Heart Disease Classification Project: A Deep Dive into AdaBoost

What is AdaBoost?

AdaBoost (Adaptive Boosting) is one of the first boosting algorithms developed for binary classification problems. It works by combining multiple weak learners (typically decision trees) to form a strong learner. Each weak learner focuses on the mistakes of the previous one, adapting to improve the overall model performance.

Why AdaBoost?

AdaBoost’s strength lies in its simplicity and efficiency. It has proven to perform well in both binary and multi-class classification tasks, while often being more resistant to overfitting compared to other algorithms. It’s a great choice when you need a model that provides a balance between interpretability and accuracy.


How AdaBoost Works

AdaBoost works by building a sequence of weak learners, where each learner attempts to correct the errors made by its predecessor. The steps include:

  1. Initialize Weights: Initially, each data point is assigned an equal weight. These weights indicate how much influence each example has in the learning process.
  2. Train Weak Learner: A weak learner (such as a decision tree stump) is trained on the data, considering the weights of the training samples.
  3. Update Weights: After the weak learner is trained, the weights are updated. Misclassified samples receive higher weights, while correctly classified samples receive lower weights. This process ensures that the next weak learner focuses more on the difficult examples.
  4. Calculate Learner Strength: Each weak learner is assigned a weight (alpha) based on its accuracy. A more accurate learner gets a higher alpha value, meaning it has a greater influence on the final prediction.
  5. Repeat: Steps 2-4 are repeated for a pre-defined number of iterations, or until the model reaches a certain performance threshold.
  6. Final Model: The final prediction is made by combining the predictions of all weak learners, weighted by their individual alphas.
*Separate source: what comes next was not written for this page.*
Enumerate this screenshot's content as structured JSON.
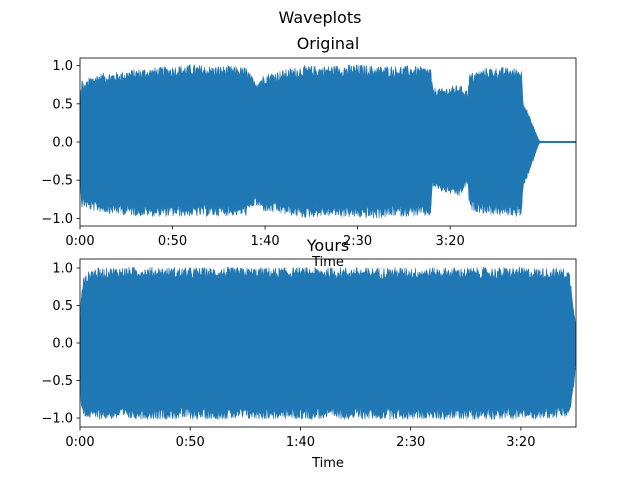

Heart Disease Dataset Overview

Heart disease is one of the most prevalent health issues worldwide, and early detection is key to improving patient outcomes. In this article, we’ll explore how to use a powerful ensemble technique, AdaBoost, to build a predictive model for heart disease classification. We will walk through the basic workings of AdaBoost, implement it using the Heart Disease Dataset and extract useful insights into the model’s internal workings.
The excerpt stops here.